- Interactive map of Longuita
- Country: Peru
- Region: Amazonas
- Province: Luya
- Founded: November 14, 1944
- Capital: Longuita

Government
- • Mayor: Segundo German Chavez Villanueva

Area
- • Total: 57.91 km^{2} (22.36 sq mi)
- Elevation: 2,800 m (9,200 ft)

Population (2005 census)
- • Total: 948
- • Density: 16.4/km^{2} (42.4/sq mi)
- Time zone: UTC-5 (PET)
- UBIGEO: 010507

= Longuita District =

Longuita is a district of the province of Luya. Longuita is located in the high mountain. Longuita offers several attractive places for tourists as ruins of the culture Chachapoya. To come to Longuita a car takes in the city of Chachapoyas.

The management holidays of the capital Longuita are celebrated from October 4 until October 10, the holidays of San Miguel and San Francisco. As typical meals there is known the Purtumote, the Nickname, the Locro, the cuy with dads and the piquant one of candy stick between others.

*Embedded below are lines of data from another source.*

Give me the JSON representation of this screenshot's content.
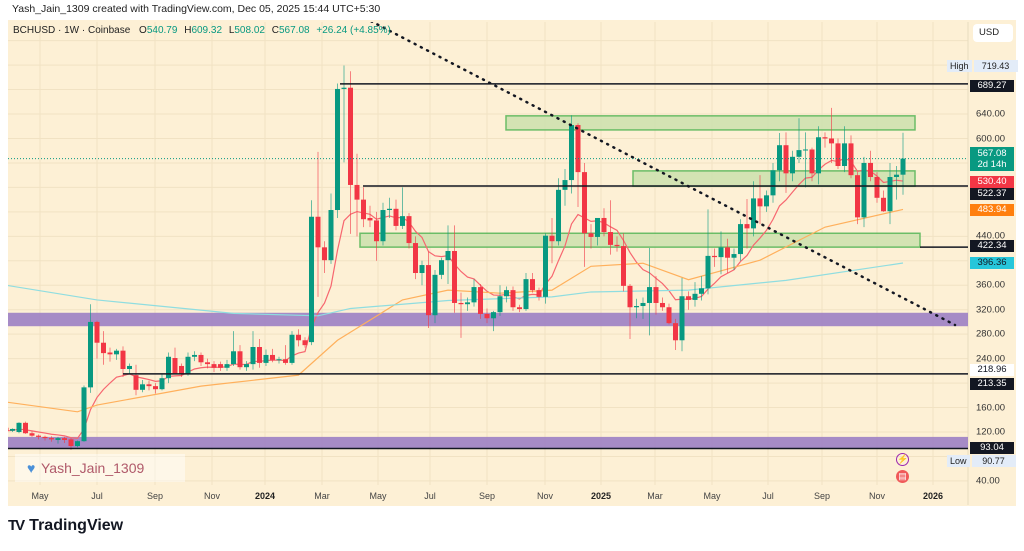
{
  "credit": "Yash_Jain_1309 created with TradingView.com, Dec 05, 2025 15:44 UTC+5:30",
  "legend": {
    "symbol": "BCHUSD · 1W · Coinbase",
    "open_label": "O",
    "open": "540.79",
    "high_label": "H",
    "high": "609.32",
    "low_label": "L",
    "low": "508.02",
    "close_label": "C",
    "close": "567.08",
    "change": "+26.24 (+4.85%)"
  },
  "currency_button": "USD",
  "watermark": "Yash_Jain_1309",
  "brand": "TradingView",
  "colors": {
    "up": "#089981",
    "down": "#f23645",
    "background": "#fdf0d5",
    "ema_fast": "#f7666f",
    "ema_mid": "#ffb05c",
    "ma_long": "#8fdde0",
    "zone_purple": "#9c7fc4",
    "zone_green": "#cfe2b0"
  },
  "price_axis": {
    "ticks": [
      "640.00",
      "600.00",
      "440.00",
      "360.00",
      "320.00",
      "280.00",
      "240.00",
      "160.00",
      "120.00",
      "40.00"
    ]
  },
  "time_axis": {
    "ticks": [
      "May",
      "Jul",
      "Sep",
      "Nov",
      "2024",
      "Mar",
      "May",
      "Jul",
      "Sep",
      "Nov",
      "2025",
      "Mar",
      "May",
      "Jul",
      "Sep",
      "Nov",
      "2026"
    ]
  },
  "price_labels": {
    "high_tag": "High",
    "high_value": "719.43",
    "low_tag": "Low",
    "low_value": "90.77",
    "level_689": "689.27",
    "last_price": "567.08",
    "countdown": "2d 14h",
    "ema_fast": "530.40",
    "level_522": "522.37",
    "ema_mid": "483.94",
    "level_422": "422.34",
    "ma_long": "396.36",
    "level_219": "218.96",
    "level_213": "213.35",
    "level_93": "93.04"
  },
  "chart_data": {
    "type": "candlestick",
    "title": "BCHUSD · 1W · Coinbase",
    "interval": "1W",
    "ylim": [
      40,
      760
    ],
    "grid": true,
    "candles_ohlc": [
      [
        127,
        130,
        119,
        122
      ],
      [
        122,
        126,
        120,
        125
      ],
      [
        120,
        136,
        118,
        135
      ],
      [
        135,
        137,
        117,
        118
      ],
      [
        118,
        121,
        112,
        114
      ],
      [
        114,
        116,
        108,
        112
      ],
      [
        112,
        114,
        106,
        110
      ],
      [
        110,
        113,
        104,
        108
      ],
      [
        107,
        112,
        101,
        110
      ],
      [
        110,
        112,
        102,
        107
      ],
      [
        108,
        110,
        90.77,
        97
      ],
      [
        97,
        106,
        95,
        105
      ],
      [
        105,
        196,
        104,
        193
      ],
      [
        193,
        329,
        184,
        300
      ],
      [
        300,
        302,
        240,
        266
      ],
      [
        266,
        285,
        230,
        249
      ],
      [
        250,
        258,
        235,
        247
      ],
      [
        247,
        256,
        238,
        253
      ],
      [
        253,
        260,
        210,
        223
      ],
      [
        223,
        232,
        215,
        228
      ],
      [
        213,
        230,
        180,
        189
      ],
      [
        189,
        205,
        185,
        198
      ],
      [
        198,
        204,
        188,
        195
      ],
      [
        195,
        200,
        183,
        190
      ],
      [
        190,
        215,
        188,
        208
      ],
      [
        208,
        250,
        200,
        243
      ],
      [
        241,
        258,
        214,
        216
      ],
      [
        228,
        232,
        210,
        215
      ],
      [
        215,
        250,
        212,
        243
      ],
      [
        243,
        252,
        236,
        246
      ],
      [
        246,
        250,
        228,
        234
      ],
      [
        234,
        240,
        224,
        231
      ],
      [
        231,
        236,
        218,
        225
      ],
      [
        231,
        235,
        220,
        225
      ],
      [
        225,
        238,
        220,
        231
      ],
      [
        231,
        285,
        228,
        252
      ],
      [
        252,
        262,
        222,
        226
      ],
      [
        226,
        236,
        220,
        231
      ],
      [
        231,
        285,
        222,
        259
      ],
      [
        259,
        272,
        225,
        233
      ],
      [
        233,
        255,
        228,
        246
      ],
      [
        246,
        256,
        234,
        238
      ],
      [
        238,
        243,
        232,
        239
      ],
      [
        239,
        262,
        230,
        233
      ],
      [
        233,
        285,
        230,
        279
      ],
      [
        279,
        288,
        260,
        270
      ],
      [
        270,
        275,
        258,
        262
      ],
      [
        267,
        499,
        262,
        472
      ],
      [
        472,
        578,
        341,
        422
      ],
      [
        422,
        432,
        380,
        401
      ],
      [
        401,
        510,
        395,
        483
      ],
      [
        483,
        690,
        470,
        681
      ],
      [
        681,
        719.43,
        561,
        683
      ],
      [
        683,
        710,
        444,
        524
      ],
      [
        524,
        575,
        440,
        500
      ],
      [
        500,
        520,
        455,
        468
      ],
      [
        470,
        490,
        455,
        466
      ],
      [
        466,
        480,
        400,
        432
      ],
      [
        432,
        495,
        425,
        483
      ],
      [
        483,
        503,
        470,
        485
      ],
      [
        485,
        500,
        450,
        457
      ],
      [
        457,
        520,
        452,
        473
      ],
      [
        473,
        478,
        420,
        429
      ],
      [
        429,
        440,
        370,
        380
      ],
      [
        380,
        400,
        360,
        393
      ],
      [
        393,
        415,
        290,
        311
      ],
      [
        311,
        385,
        298,
        377
      ],
      [
        377,
        405,
        370,
        401
      ],
      [
        401,
        458,
        362,
        416
      ],
      [
        416,
        458,
        315,
        331
      ],
      [
        331,
        348,
        274,
        329
      ],
      [
        329,
        340,
        318,
        332
      ],
      [
        332,
        370,
        325,
        357
      ],
      [
        357,
        362,
        305,
        313
      ],
      [
        313,
        322,
        298,
        306
      ],
      [
        306,
        318,
        285,
        316
      ],
      [
        316,
        360,
        310,
        342
      ],
      [
        342,
        358,
        332,
        352
      ],
      [
        352,
        358,
        318,
        324
      ],
      [
        324,
        328,
        316,
        321
      ],
      [
        321,
        380,
        318,
        370
      ],
      [
        370,
        380,
        348,
        352
      ],
      [
        352,
        356,
        335,
        341
      ],
      [
        341,
        445,
        330,
        441
      ],
      [
        441,
        470,
        396,
        432
      ],
      [
        432,
        535,
        425,
        516
      ],
      [
        516,
        550,
        490,
        532
      ],
      [
        532,
        638,
        510,
        622
      ],
      [
        622,
        625,
        488,
        545
      ],
      [
        545,
        560,
        390,
        445
      ],
      [
        445,
        460,
        420,
        439
      ],
      [
        439,
        470,
        425,
        470
      ],
      [
        470,
        486,
        440,
        447
      ],
      [
        447,
        499,
        410,
        426
      ],
      [
        426,
        440,
        415,
        424
      ],
      [
        424,
        445,
        350,
        359
      ],
      [
        359,
        362,
        272,
        324
      ],
      [
        324,
        338,
        306,
        326
      ],
      [
        326,
        340,
        305,
        331
      ],
      [
        331,
        421,
        278,
        357
      ],
      [
        357,
        375,
        312,
        331
      ],
      [
        331,
        340,
        318,
        324
      ],
      [
        324,
        330,
        296,
        298
      ],
      [
        298,
        305,
        254,
        270
      ],
      [
        270,
        372,
        252,
        342
      ],
      [
        342,
        350,
        320,
        336
      ],
      [
        336,
        365,
        325,
        346
      ],
      [
        346,
        375,
        335,
        355
      ],
      [
        355,
        484,
        345,
        408
      ],
      [
        408,
        420,
        390,
        406
      ],
      [
        406,
        448,
        378,
        422
      ],
      [
        422,
        436,
        380,
        405
      ],
      [
        405,
        420,
        385,
        411
      ],
      [
        411,
        468,
        400,
        460
      ],
      [
        460,
        501,
        420,
        453
      ],
      [
        453,
        530,
        440,
        502
      ],
      [
        502,
        540,
        460,
        489
      ],
      [
        489,
        515,
        480,
        507
      ],
      [
        507,
        560,
        495,
        548
      ],
      [
        548,
        609,
        530,
        589
      ],
      [
        589,
        610,
        511,
        543
      ],
      [
        543,
        580,
        530,
        570
      ],
      [
        570,
        633,
        560,
        581
      ],
      [
        581,
        610,
        520,
        582
      ],
      [
        582,
        585,
        530,
        543
      ],
      [
        543,
        620,
        525,
        602
      ],
      [
        602,
        610,
        585,
        600
      ],
      [
        600,
        650,
        560,
        592
      ],
      [
        592,
        600,
        550,
        555
      ],
      [
        555,
        620,
        545,
        592
      ],
      [
        592,
        605,
        535,
        540
      ],
      [
        540,
        545,
        460,
        471
      ],
      [
        471,
        570,
        455,
        560
      ],
      [
        560,
        580,
        530,
        537
      ],
      [
        537,
        545,
        495,
        503
      ],
      [
        503,
        515,
        480,
        481
      ],
      [
        481,
        560,
        460,
        537
      ],
      [
        537,
        555,
        500,
        540.79
      ],
      [
        540.79,
        609.32,
        508.02,
        567.08
      ]
    ],
    "moving_averages": [
      {
        "value_last": 530.4,
        "color": "#f7666f"
      },
      {
        "value_last": 483.94,
        "color": "#ffb05c",
        "samples": [
          [
            0,
            169
          ],
          [
            11,
            153
          ],
          [
            14,
            164
          ],
          [
            30,
            195
          ],
          [
            45,
            213
          ],
          [
            51,
            270
          ],
          [
            61,
            336
          ],
          [
            68,
            352
          ],
          [
            76,
            347
          ],
          [
            84,
            352
          ],
          [
            90,
            391
          ],
          [
            98,
            396
          ],
          [
            105,
            369
          ],
          [
            116,
            401
          ],
          [
            126,
            455
          ],
          [
            138,
            483.94
          ]
        ]
      },
      {
        "value_last": 396.36,
        "color": "#8fdde0",
        "samples": [
          [
            0,
            360
          ],
          [
            14,
            336
          ],
          [
            35,
            314
          ],
          [
            48,
            310
          ],
          [
            53,
            322
          ],
          [
            68,
            335
          ],
          [
            84,
            341
          ],
          [
            90,
            349
          ],
          [
            105,
            352
          ],
          [
            120,
            368
          ],
          [
            138,
            396.36
          ]
        ]
      }
    ],
    "horizontal_levels": [
      689.27,
      522.37,
      422.34,
      215,
      93.04
    ],
    "zones_purple": [
      [
        293,
        315
      ],
      [
        93.04,
        112
      ]
    ],
    "zones_green": [
      [
        614,
        637
      ],
      [
        522,
        547
      ],
      [
        422.34,
        445
      ]
    ],
    "trendline_prices": [
      797,
      295
    ],
    "last_price": 567.08,
    "high": 719.43,
    "low": 90.77
  }
}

The District of Longuita belongs to the parroquía of Magdalena's District (Chachapoyas).

In the north the District of Longuita has border with the District of Colcamar, in the East with the District of Tingo, in the southeast with Maria's District, in the west with the District of Pisuquía and in the northwest with the District of Ocumal.